The fact that the sun is finally shining again is a reason to celebrate for the craft beer industry, even if a few clouds are still in sight. That is the feeling one gets when looking over the recently released data from the Brewers Association, the industry’s primary trade association, highlighting the sector’s robust rebound from losses it suffered during the pandemic. There might still be some dark days ahead, but at least the storm has passed, hopefully for good.
After posting its first-ever decline in volume, down -9% in 2020, when the mass closings of bars, tasting rooms, and seemingly any gathering spot inflicted a deep wound in an industry built upon human interactions, 2021 delivered good news. Volume growth was up 7.9%, with almost 24.5 million barrels produced, though that was below the 2019 number of 26.3 million barrels.
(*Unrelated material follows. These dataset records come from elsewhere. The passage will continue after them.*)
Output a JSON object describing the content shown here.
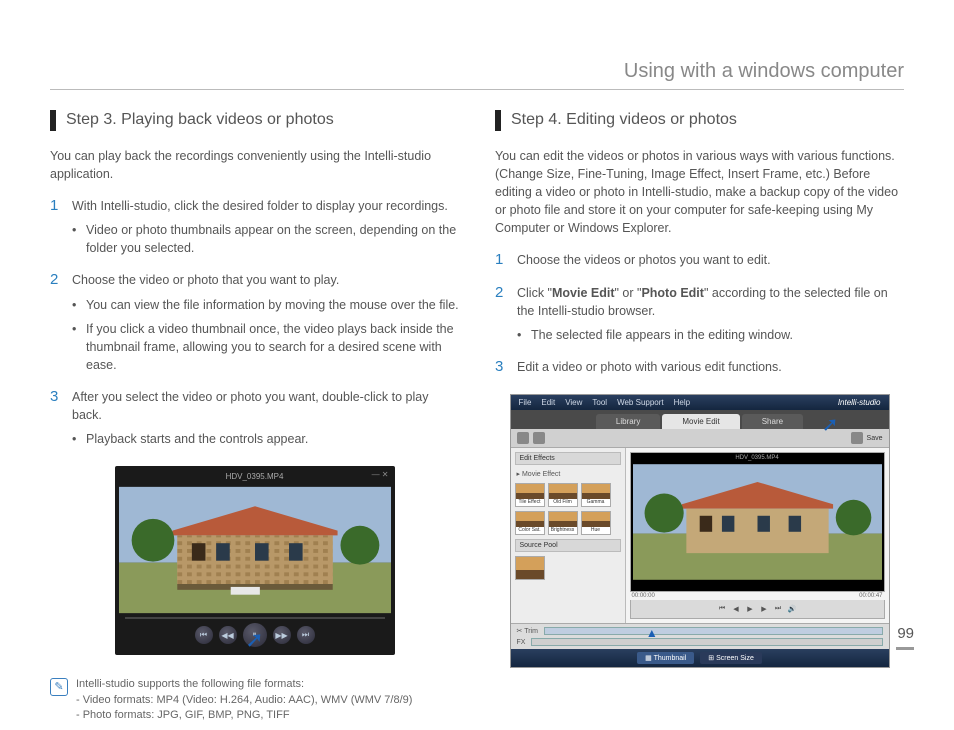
{
  "header": {
    "title": "Using with a windows computer"
  },
  "left": {
    "heading": "Step 3. Playing back videos or photos",
    "intro": "You can play back the recordings conveniently using the Intelli-studio application.",
    "steps": [
      {
        "text": "With Intelli-studio, click the desired folder to display your recordings.",
        "bullets": [
          "Video or photo thumbnails appear on the screen, depending on the folder you selected."
        ]
      },
      {
        "text": "Choose the video or photo that you want to play.",
        "bullets": [
          "You can view the file information by moving the mouse over the file.",
          "If you click a video thumbnail once, the video plays back inside the thumbnail frame, allowing you to search for a desired scene with ease."
        ]
      },
      {
        "text": "After you select the video or photo you want, double-click to play back.",
        "bullets": [
          "Playback starts and the controls appear."
        ]
      }
    ],
    "player": {
      "filename": "HDV_0395.MP4"
    },
    "note": {
      "line1": "Intelli-studio supports the following file formats:",
      "line2": "- Video formats: MP4 (Video: H.264, Audio: AAC), WMV (WMV 7/8/9)",
      "line3": "- Photo formats: JPG, GIF, BMP, PNG, TIFF"
    }
  },
  "right": {
    "heading": "Step 4. Editing videos or photos",
    "intro": "You can edit the videos or photos in various ways with various functions. (Change Size, Fine-Tuning, Image Effect, Insert Frame, etc.) Before editing a video or photo in Intelli-studio, make a backup copy of the video or photo file and store it on your computer for safe-keeping using My Computer or Windows Explorer.",
    "steps": [
      {
        "text": "Choose the videos or photos you want to edit.",
        "bullets": []
      },
      {
        "pre": "Click \"",
        "b1": "Movie Edit",
        "mid": "\" or \"",
        "b2": "Photo Edit",
        "post": "\" according to the selected file on the Intelli-studio browser.",
        "bullets": [
          "The selected file appears in the editing window."
        ]
      },
      {
        "text": "Edit a video or photo with various edit functions.",
        "bullets": []
      }
    ],
    "editor": {
      "menu": [
        "File",
        "Edit",
        "View",
        "Tool",
        "Web Support",
        "Help"
      ],
      "brand": "Intelli-studio",
      "tabs": [
        "Library",
        "Movie Edit",
        "Share"
      ],
      "toolbar_save": "Save",
      "panel_effects": "Edit Effects",
      "panel_movie": "Movie Effect",
      "effect_labels": [
        "Tile Effect",
        "Old Film",
        "Gamma",
        "Color Sat.",
        "Brightness",
        "Hue"
      ],
      "panel_source": "Source Pool",
      "preview_file": "HDV_0395.MP4",
      "time_left": "00:00:00",
      "time_right": "00:00:47",
      "trim": "Trim",
      "footer": [
        "Thumbnail",
        "Screen Size"
      ]
    }
  },
  "page_number": "99"
}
Craft beer’s growth numbers outpaced the entire American beer market’s growth of 1.0%.
This is a welcome sign for an industry that saw thirty-six of its top fifty brewers record losses in 2019. Even before the pandemic, it saw a slowing of its extraordinary run of continual growth over the last decade. During that time, craft beer was finally able to integrate itself into all facets of the American beer scene. In 2010 there were 1813 breweries in operation; by 2021, that number had hit 9247.
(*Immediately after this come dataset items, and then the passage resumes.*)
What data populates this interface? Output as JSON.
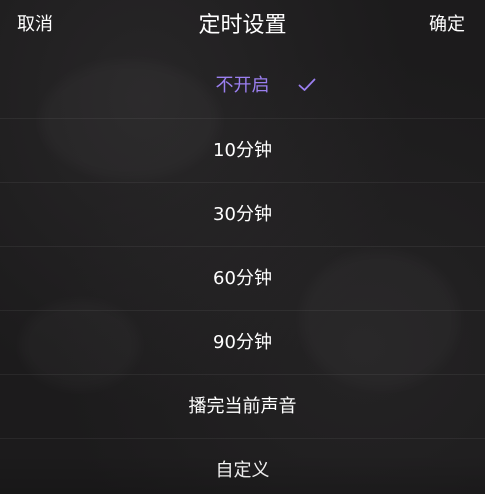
{
  "header": {
    "cancel_label": "取消",
    "title": "定时设置",
    "confirm_label": "确定"
  },
  "options": [
    {
      "label": "不开启",
      "selected": true
    },
    {
      "label": "10分钟",
      "selected": false
    },
    {
      "label": "30分钟",
      "selected": false
    },
    {
      "label": "60分钟",
      "selected": false
    },
    {
      "label": "90分钟",
      "selected": false
    },
    {
      "label": "播完当前声音",
      "selected": false
    },
    {
      "label": "自定义",
      "selected": false
    }
  ],
  "colors": {
    "selected_accent": "#9b7ff0",
    "text": "#ffffff",
    "background": "#1c1b1c"
  },
  "icons": {
    "selected_marker": "check-icon"
  }
}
Most of those new breweries were smaller ones that focused on their immediate communities instead of larger regional ones whose products often crossed state lines. While they may not be household names like many of craft beer’s more prominent names, Sam Adams, Sierra Nevada, and Yuengling, they still accounted for a large part of craft beer sales. In 2021 the top 50 craft breweries accounted for 50.3% of all craft beer produced in America. But those behemoths lost 2.57% of their share to the other players in the market.
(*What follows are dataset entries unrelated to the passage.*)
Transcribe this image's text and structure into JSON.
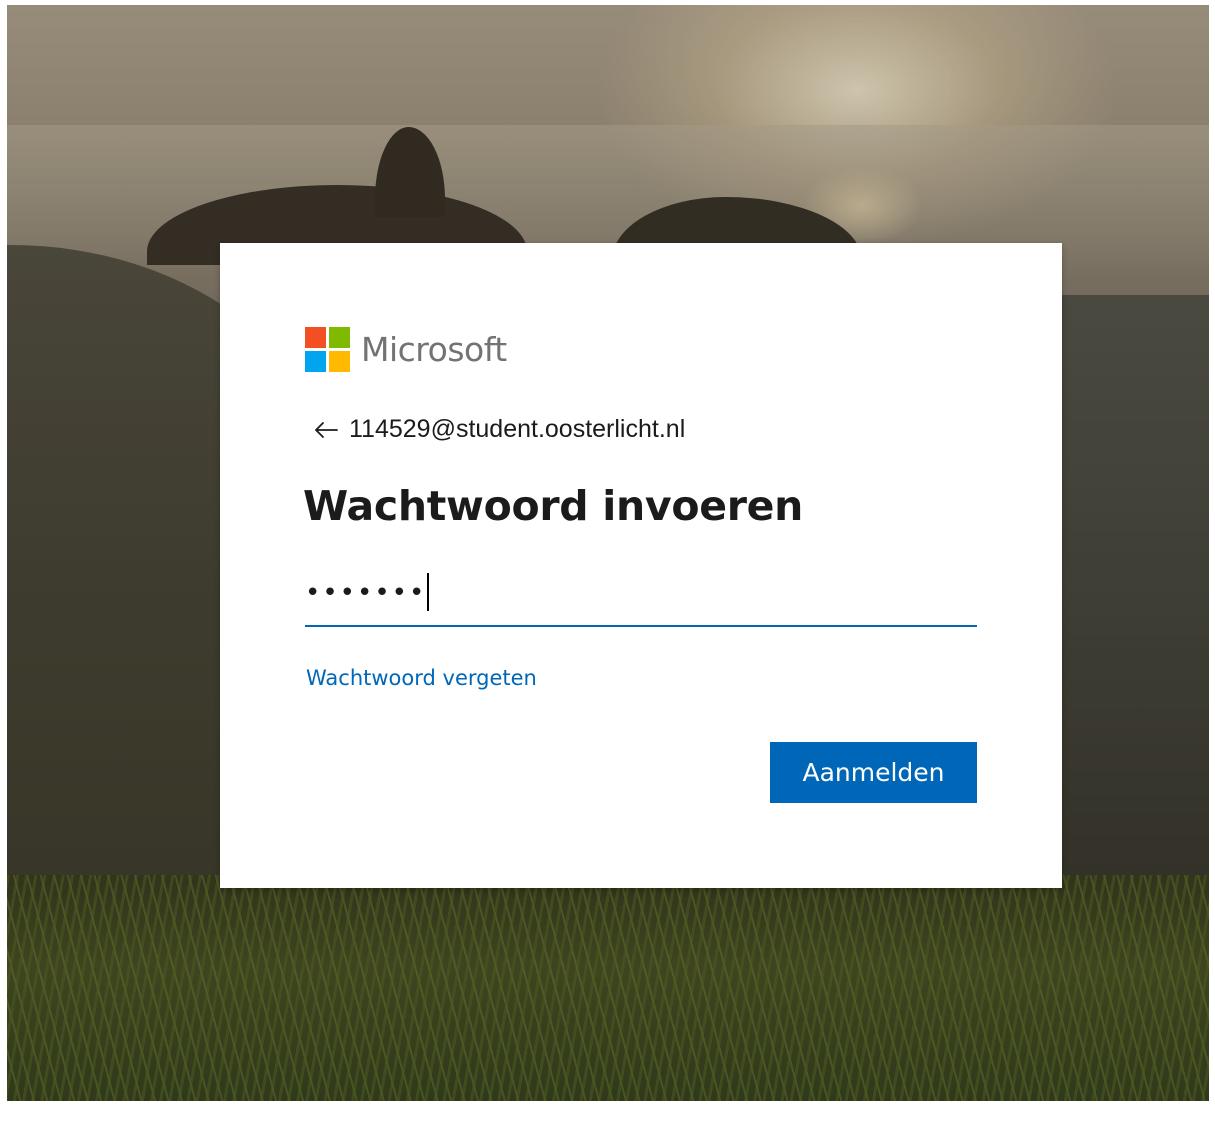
{
  "brand": {
    "name": "Microsoft",
    "logo_colors": [
      "#f25022",
      "#7fba00",
      "#00a4ef",
      "#ffb900"
    ]
  },
  "identity": {
    "email": "114529@student.oosterlicht.nl"
  },
  "form": {
    "title": "Wachtwoord invoeren",
    "password_value": "•••••••",
    "forgot_link": "Wachtwoord vergeten",
    "submit_label": "Aanmelden"
  },
  "colors": {
    "accent": "#0067b8",
    "text": "#1b1b1b"
  }
}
According to the Brewers Association’s data, the top ten brewers lost share in 2021, something that was to be expected since they were better able to get their products onto grocery shelves during the early phases of the pandemic. Established packing lines and their long-term relationships with the country’s large grocery chains insulated most of the country’s larger breweries from the hardships that hit the industry as a whole. Plus, many large brewers were able to diversify their portfolios and dive into the emerging Beyond Beer category with their hard seltzers and other beverages.
But while the overall growth numbers may point to better times, there are still many challenges facing craft beer. Supply chain issues are pinching tight bottom lines, government programs that helped many brewers weather the most challenging parts of the shutdowns have ended, and the alcohol market is becoming ever more complex with new competitors vying for consumers’ attention. Plus, the first quarter of 2022 has seemed to yield a continual list of brewery’s going out of business.
The Brewers Association remains bullish, though. The recently concluded World Beer Cup and last fall’s Great American Beer Festival saw a record number of entrants, which shows the thirst for creative beers has not dried up.
“Hopefully, this year will see us get back to production numbers that equal or exceed those of 2019,” says Bart Watson, the chief economist for the Brewers Association. “As more of the volume shifts back into taprooms and brewpubs from package where it moved during the pandemic, you will see the sector’s overall health improve. That’s a good thing.”
As the sun keeps shining and life returns to normal, craft brewers can focus on doing what they do best—making tasty suds and serving up smiles one pint at a time. That is a good thing for beer lovers everywhere.